Although this is an exciting development, as your fridge, television and car all become smarter and more personalised, it isn’t without risks. “If Google messes up and shows you a rubbish search result, it’s frustrating. If machine learning is applied to healthcare and it goes wrong, then lots of people could die.” Like all of mathematics, development of the theory is slow. “People are using these models, and we haven’t got good ways of quantifying the error. We don’t know how well these things scale, and algorithms are being applied in areas that they were never intended for.” Jordan also suggests that journalists, hungry for clickbait, are partly at fault. “I’d love to see people write articles who know about the stuff, and have spent time getting involved in it. But at the same time, I realise people want views and clicks.” (Rising to the challenge, we have given a quick primer on machine learning on page 69.)

Don’t expect a robot rebellion soon (or ever)
Image: popculturegeek.com, CC BY 2.0

So if the pace of change is slow, does that mean we needn’t fear a robot revolution? “Anybody who tells you that we’ll be making machines smarter than we are, doesn’t know what they’re talking about. Not in our lifetime, not for a long time.” Several times during his lecture, Jordan makes the distinction between learning and intelligence. Machine-learning algorithms are simple and dumb, and we have no idea how to achieve the genuine understanding that constitutes intelligence in a human being. As a concrete example, Jordan talks about natural language processing (“the most challenging problem in the field”). “If I make up a word, and say ‘the gretch walked from London to Cambridge in an hour’, you understand lots about this gretch thing. If I add the word ‘gretch’ to a machine learning algorithm, it shifts its knowledge by a miniscule amount.” Thus, flexibility would seem to be the thing missing from machine learning. The ability to improvise, hypothesise and to infer genuine meaning (rather than statistical likelihood) from a sentence are all natural features of human communication that seem impossible from the current perspective of large data sets and finely tuned parameters. Although progress to true intelligence seems like a slow road, Jordan is adamant that machine-learning enabled devices will fill our homes in the near future. “In ten years, I expect most people to own a household robot. It’ll be like having a cellphone, but it will move around.”
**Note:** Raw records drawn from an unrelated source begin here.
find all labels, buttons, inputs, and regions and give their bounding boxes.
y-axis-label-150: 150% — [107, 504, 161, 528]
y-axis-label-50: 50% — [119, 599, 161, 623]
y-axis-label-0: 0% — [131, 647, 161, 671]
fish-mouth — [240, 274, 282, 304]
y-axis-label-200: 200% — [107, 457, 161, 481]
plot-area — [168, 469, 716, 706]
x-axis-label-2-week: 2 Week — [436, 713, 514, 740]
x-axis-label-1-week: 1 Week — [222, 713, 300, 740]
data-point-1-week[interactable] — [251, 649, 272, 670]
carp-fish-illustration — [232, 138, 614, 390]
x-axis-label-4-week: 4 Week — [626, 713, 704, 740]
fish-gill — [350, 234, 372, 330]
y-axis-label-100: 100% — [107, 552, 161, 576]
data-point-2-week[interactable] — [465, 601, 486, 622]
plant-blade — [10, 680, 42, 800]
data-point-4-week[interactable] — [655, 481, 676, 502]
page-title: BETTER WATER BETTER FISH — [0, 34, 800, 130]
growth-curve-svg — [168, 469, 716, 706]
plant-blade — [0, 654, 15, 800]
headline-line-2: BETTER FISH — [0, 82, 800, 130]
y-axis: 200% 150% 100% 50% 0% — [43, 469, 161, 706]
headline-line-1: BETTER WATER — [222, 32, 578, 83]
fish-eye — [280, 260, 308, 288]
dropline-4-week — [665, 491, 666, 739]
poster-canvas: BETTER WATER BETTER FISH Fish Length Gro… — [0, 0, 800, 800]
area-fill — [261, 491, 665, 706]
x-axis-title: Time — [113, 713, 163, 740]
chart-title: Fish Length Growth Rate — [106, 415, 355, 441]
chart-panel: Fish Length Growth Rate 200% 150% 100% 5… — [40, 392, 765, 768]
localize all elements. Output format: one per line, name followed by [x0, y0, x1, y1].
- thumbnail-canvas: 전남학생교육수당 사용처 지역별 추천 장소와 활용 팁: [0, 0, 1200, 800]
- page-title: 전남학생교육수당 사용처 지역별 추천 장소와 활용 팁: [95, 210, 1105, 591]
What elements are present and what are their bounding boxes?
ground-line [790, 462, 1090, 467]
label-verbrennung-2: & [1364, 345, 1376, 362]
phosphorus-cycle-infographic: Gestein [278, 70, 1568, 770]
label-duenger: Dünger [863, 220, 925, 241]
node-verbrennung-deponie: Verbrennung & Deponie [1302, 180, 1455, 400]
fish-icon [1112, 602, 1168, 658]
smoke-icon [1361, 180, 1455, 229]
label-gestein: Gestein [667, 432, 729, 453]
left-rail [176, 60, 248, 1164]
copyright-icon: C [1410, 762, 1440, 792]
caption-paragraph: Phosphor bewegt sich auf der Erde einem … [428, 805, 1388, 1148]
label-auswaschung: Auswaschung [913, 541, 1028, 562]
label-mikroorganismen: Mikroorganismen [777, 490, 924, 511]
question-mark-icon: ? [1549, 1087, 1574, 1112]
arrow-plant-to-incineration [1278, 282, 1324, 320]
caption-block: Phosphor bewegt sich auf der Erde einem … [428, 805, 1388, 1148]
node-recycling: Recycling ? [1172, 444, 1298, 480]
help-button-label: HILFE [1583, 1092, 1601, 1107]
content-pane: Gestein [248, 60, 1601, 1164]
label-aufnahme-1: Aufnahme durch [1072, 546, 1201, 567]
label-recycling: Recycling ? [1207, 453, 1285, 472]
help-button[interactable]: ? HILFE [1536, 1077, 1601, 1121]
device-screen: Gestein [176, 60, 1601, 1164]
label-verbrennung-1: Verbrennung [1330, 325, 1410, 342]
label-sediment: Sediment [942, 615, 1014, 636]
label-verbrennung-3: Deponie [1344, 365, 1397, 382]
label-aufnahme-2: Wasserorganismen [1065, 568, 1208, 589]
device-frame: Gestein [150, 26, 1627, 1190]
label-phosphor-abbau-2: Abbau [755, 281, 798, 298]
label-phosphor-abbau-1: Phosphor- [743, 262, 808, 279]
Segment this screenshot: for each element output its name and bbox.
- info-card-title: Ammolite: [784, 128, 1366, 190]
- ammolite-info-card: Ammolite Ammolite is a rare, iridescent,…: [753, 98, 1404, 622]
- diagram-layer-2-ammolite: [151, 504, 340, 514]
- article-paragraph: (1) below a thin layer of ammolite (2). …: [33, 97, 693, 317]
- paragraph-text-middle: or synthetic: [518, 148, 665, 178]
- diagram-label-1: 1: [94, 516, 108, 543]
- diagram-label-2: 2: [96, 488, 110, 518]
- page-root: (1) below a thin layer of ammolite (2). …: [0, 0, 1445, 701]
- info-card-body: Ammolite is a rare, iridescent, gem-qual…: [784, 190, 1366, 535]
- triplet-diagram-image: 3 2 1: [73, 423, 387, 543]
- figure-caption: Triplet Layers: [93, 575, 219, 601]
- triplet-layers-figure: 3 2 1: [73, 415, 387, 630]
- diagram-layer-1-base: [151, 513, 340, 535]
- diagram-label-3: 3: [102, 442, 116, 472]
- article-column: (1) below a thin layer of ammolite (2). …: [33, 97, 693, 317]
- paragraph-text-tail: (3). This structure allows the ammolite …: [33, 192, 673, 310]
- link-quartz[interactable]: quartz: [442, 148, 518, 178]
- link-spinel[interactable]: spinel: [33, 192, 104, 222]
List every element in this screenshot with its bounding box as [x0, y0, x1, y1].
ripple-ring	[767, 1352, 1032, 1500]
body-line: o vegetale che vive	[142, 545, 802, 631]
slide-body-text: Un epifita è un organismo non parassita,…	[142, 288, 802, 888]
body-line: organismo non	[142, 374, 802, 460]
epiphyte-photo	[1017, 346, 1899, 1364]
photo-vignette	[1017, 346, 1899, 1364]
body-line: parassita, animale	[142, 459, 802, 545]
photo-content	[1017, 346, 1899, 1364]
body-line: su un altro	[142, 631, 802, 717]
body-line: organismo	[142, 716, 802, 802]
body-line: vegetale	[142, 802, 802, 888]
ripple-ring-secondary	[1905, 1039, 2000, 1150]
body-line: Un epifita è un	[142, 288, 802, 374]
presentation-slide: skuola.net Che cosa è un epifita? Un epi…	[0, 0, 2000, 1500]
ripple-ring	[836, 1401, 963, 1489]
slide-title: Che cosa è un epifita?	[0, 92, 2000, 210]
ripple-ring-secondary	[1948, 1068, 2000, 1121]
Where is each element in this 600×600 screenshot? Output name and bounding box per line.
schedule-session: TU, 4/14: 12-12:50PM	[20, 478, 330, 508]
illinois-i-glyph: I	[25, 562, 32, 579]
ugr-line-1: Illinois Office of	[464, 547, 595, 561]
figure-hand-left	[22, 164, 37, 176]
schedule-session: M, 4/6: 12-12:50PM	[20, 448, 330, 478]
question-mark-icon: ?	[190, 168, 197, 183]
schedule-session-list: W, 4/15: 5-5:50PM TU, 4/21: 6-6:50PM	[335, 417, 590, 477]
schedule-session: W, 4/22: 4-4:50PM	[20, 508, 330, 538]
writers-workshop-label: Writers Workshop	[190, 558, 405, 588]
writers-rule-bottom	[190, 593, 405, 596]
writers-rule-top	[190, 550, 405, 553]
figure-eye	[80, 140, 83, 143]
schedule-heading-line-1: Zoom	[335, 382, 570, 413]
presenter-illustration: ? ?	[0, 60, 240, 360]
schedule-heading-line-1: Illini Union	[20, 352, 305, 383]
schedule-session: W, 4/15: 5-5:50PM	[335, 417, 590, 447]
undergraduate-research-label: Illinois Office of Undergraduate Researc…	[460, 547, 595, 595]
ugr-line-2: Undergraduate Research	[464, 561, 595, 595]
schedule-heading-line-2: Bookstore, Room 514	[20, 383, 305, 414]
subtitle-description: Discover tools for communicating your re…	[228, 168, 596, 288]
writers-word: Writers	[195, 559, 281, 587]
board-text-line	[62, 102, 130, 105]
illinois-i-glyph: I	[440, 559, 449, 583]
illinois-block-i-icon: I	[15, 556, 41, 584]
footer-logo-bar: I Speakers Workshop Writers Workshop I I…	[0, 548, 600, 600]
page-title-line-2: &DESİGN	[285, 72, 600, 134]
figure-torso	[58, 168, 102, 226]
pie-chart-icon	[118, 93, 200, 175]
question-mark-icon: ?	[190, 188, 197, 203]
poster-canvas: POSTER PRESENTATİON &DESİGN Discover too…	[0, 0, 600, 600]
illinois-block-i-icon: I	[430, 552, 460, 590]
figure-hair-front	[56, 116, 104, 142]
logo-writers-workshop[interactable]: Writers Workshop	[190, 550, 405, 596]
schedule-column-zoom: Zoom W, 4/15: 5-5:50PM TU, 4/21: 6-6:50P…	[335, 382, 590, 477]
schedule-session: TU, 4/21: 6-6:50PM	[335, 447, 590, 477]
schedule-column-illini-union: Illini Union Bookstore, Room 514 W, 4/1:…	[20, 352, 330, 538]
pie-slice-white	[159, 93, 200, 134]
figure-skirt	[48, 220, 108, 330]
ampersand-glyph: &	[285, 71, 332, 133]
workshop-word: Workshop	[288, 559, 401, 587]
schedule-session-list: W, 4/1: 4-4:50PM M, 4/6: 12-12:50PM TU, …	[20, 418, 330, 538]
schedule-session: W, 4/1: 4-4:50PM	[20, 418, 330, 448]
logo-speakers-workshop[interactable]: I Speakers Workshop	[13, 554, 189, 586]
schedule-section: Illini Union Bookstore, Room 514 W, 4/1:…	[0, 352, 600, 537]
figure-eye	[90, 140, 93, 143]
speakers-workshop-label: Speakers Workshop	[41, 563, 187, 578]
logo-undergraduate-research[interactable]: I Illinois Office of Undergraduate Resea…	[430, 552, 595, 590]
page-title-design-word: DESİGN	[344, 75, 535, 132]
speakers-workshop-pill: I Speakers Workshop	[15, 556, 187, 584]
Applying machine learning incorrectly to healthcare could affect thousands of lives
Image: US Army photo by Maria Pinel

It’s important to be prepared for these changes, to teach statistics and computer science together and to make sure that people can retrain as the workplace becomes more automated. “In previous tech revolutions, you had thirty years to adapt. This time it’ll be faster.” Jordan is insistent that these advancements are distributed equitably, regularly travelling abroad to spread the word about machine learning, and developing his software as open source, so that anybody can make use of its incredible power. The transformative effect of machine learning is already starting to be felt in China, a country that Jordan has visited several times. Here, banks have traditionally been hesitant about lending money to individual citizens, and access to cash can often be difficult for those living in rural communities. Now, machine learning methods are being applied by Ant Financial to lend money based on people’s online shopping history. Loans are thus easier to come by, and less risky for the lenders, than ever before. In this case it seems like everybody wins, and that the hype around the impact of ‘dumb algorithms’ is justified after all. Just don’t expect to hold a conversation with your toaster any time soon.

Mike Jordan was speaking as part of the G-Research lecture series, in which world experts in science and technology give accessible talks about cutting-edge research.